Here are some tips on how to find a telecommuting job.

1. 2workathome has a list of telecommunication-friendly corporations. These companies may or may not be hiring. Check out their easy-to-find websites for further details.

2. Craigslist is another great site for finding all sorts of work. Just go to Craigslist's search bar on your chosen city page. Type in the word telecommute and set the category tab to jobs. Then peruse various cities for a wider selection. They also have a telecommute tab you can toggle when you are looking for a specific type of job. In Los Angeles, however, Craigslist is often referred to as Creep's List, because some of the people who hire in the gigs section are clearly insane. I once worked as a sound editor for this guy who didn't know that his blog was on the internet. I was like, "Well, a blog that's not on the internet is just called a diary." Despite the weirdness, Craigslist is my favorite job-search site.

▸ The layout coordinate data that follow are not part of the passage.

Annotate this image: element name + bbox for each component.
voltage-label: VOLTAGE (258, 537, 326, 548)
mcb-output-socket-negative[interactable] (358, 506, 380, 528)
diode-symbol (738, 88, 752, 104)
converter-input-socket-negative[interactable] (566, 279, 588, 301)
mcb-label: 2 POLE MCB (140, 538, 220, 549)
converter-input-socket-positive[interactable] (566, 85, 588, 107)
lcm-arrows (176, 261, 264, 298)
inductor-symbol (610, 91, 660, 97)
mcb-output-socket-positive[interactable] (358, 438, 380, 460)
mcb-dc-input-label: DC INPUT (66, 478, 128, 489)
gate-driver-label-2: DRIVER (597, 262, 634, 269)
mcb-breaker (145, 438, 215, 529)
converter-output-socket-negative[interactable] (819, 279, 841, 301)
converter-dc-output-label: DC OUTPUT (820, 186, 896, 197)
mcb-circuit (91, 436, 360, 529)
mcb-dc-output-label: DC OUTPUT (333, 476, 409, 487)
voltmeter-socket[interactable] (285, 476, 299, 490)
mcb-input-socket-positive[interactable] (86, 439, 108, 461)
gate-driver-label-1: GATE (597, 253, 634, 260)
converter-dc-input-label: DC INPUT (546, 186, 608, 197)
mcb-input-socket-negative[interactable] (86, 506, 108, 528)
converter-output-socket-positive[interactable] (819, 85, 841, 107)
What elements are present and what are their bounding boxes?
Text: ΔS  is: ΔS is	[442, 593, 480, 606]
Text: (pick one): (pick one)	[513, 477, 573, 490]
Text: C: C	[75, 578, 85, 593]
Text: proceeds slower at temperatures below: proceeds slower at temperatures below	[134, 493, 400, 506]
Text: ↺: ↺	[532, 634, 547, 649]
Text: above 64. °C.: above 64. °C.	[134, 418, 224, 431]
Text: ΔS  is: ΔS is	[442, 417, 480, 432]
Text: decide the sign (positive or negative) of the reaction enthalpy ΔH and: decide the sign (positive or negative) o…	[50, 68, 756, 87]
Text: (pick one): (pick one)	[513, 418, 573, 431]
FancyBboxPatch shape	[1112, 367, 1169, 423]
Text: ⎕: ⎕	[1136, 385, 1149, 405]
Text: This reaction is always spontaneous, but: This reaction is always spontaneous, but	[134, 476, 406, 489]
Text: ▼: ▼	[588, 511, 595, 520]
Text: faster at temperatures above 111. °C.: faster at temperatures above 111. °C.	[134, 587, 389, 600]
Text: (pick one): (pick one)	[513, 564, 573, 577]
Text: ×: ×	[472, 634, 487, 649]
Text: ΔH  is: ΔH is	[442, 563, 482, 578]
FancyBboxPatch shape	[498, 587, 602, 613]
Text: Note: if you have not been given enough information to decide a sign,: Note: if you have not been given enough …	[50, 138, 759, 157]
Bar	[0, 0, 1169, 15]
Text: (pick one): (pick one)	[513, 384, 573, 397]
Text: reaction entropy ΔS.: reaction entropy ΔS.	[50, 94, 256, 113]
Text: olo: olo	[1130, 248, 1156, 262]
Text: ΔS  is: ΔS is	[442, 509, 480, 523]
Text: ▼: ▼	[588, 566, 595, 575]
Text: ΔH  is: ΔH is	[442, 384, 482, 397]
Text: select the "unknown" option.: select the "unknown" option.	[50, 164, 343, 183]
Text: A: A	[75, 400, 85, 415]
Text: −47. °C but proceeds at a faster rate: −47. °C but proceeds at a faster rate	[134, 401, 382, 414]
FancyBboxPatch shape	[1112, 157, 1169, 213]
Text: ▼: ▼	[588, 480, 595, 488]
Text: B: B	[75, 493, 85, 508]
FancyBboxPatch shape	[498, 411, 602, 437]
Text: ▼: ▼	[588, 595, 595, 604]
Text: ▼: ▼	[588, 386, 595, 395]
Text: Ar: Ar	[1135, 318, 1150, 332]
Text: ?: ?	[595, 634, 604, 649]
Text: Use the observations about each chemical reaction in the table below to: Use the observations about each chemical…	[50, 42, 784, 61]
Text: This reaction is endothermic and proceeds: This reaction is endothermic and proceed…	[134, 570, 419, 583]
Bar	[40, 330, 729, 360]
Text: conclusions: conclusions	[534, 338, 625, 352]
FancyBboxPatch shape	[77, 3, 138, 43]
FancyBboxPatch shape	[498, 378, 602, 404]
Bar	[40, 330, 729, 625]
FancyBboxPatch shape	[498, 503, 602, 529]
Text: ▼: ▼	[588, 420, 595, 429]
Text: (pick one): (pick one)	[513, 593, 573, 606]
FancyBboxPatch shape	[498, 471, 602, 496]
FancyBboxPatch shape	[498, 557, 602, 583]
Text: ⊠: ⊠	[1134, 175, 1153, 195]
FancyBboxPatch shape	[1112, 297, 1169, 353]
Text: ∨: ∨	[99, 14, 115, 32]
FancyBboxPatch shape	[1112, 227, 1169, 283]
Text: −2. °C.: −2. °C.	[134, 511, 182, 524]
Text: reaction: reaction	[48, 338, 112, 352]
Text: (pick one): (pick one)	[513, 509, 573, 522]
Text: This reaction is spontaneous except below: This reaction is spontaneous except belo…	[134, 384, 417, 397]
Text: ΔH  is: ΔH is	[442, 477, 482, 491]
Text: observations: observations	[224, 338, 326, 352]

3. Worldwide Work at Home has an excellent job board that finds various telecommuting jobs from places like Monster.com and posts them into categories for easy browsing.

4. For those of you still deciding on a career path, How Stuff Works has an article about the most common jobs that allow people to work from home. If you don't want to wear a suit to work-I wear an Aquaman outfit all day-one of these careers might be for you. Check out this list from ezines as well.